2) You make a very sweeping (? tounge in cheeck ?) characterisation of hackers (although 'not all') as being socially inadequate. I think this repeats a convenient perspective that is often peddled by the 'digitally excluded'. I have never understood why spending time 'alone' in front of a computer is much different from spending time reading (or writing) books and it's surely more creative and interactive than spending time zoned out in front of the TV. Then there's millions of people who spend hours and hours watching other people play sport ???
Anyone participating in the social processes of an open source project is both being creative and is engaging with a community.
So surely we can ONLY judge someone's level of social 'adjustedness' by looking at how they actually interact with people - not simply by extrapolating from one of the ways they spend time.

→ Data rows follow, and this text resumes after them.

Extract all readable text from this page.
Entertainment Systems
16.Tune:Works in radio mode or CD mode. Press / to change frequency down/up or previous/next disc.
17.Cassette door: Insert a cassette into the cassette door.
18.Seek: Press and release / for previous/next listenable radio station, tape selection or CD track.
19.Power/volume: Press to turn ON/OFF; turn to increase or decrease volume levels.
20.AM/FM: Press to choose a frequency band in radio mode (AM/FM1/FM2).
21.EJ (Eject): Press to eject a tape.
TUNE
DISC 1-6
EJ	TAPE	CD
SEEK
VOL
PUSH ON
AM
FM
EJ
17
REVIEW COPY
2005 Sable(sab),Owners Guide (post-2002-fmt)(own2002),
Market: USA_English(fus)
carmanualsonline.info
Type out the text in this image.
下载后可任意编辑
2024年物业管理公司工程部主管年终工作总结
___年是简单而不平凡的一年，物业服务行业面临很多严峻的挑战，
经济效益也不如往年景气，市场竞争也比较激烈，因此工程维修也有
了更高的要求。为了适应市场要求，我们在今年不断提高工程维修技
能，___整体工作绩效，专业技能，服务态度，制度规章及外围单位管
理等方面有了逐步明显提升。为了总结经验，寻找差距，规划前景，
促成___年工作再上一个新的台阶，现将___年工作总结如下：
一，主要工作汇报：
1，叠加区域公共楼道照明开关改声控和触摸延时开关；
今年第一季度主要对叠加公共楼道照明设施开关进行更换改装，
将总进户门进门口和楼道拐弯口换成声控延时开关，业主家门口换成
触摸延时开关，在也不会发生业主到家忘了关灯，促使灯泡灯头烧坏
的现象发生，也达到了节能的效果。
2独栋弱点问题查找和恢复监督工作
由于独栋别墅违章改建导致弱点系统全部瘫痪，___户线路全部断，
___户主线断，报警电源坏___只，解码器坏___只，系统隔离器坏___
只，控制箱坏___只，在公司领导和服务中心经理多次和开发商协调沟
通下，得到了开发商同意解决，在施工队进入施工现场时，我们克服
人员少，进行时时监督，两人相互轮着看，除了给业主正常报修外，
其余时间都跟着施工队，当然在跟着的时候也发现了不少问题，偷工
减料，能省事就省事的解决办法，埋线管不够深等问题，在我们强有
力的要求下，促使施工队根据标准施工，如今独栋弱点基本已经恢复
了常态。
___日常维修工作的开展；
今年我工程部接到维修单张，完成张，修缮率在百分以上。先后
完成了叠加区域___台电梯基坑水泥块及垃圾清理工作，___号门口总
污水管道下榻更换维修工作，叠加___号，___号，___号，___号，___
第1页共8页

Indeed, as I hinted above - I'm tempted to think that many people's views of hackers is a reflection of their discomfort that the hacker is doing something 'not normal' - something which far too many people feel excluded from. The hacker is not spending time with the normative social group (watching TV or football or down the pub) - and therefore is socially inadequate. How's that for peer pressure to switch off your brain !!!!
3) Finally, the discussion appeared to assume that people can only have one motivation for why they engage in an activity. The extremes being that they are either (delusional) self-agrandizers or politically motivated contributors to the social good. I think that, in reality, most of the time when we act there are multiple motivations to undertake the given act. This does not make us bad or morally ambiguous or somehow 'unpure'. This is just how things are. We go out with the girl becuase she's clever and because she's sexy and because we happen to live nearby each other. Similarly, there may be multiple reasons why people get involved with an open source project.
This multi-dimentional aspect of motivation is a good thing. It helps us to stick with decisions even when some of the original reasons no longer apply (e.g. the girl moves away :( ). The best decisions are (usually) backed up my multiple motivations. I therefore think it's wrong to push for 'motivational purity'.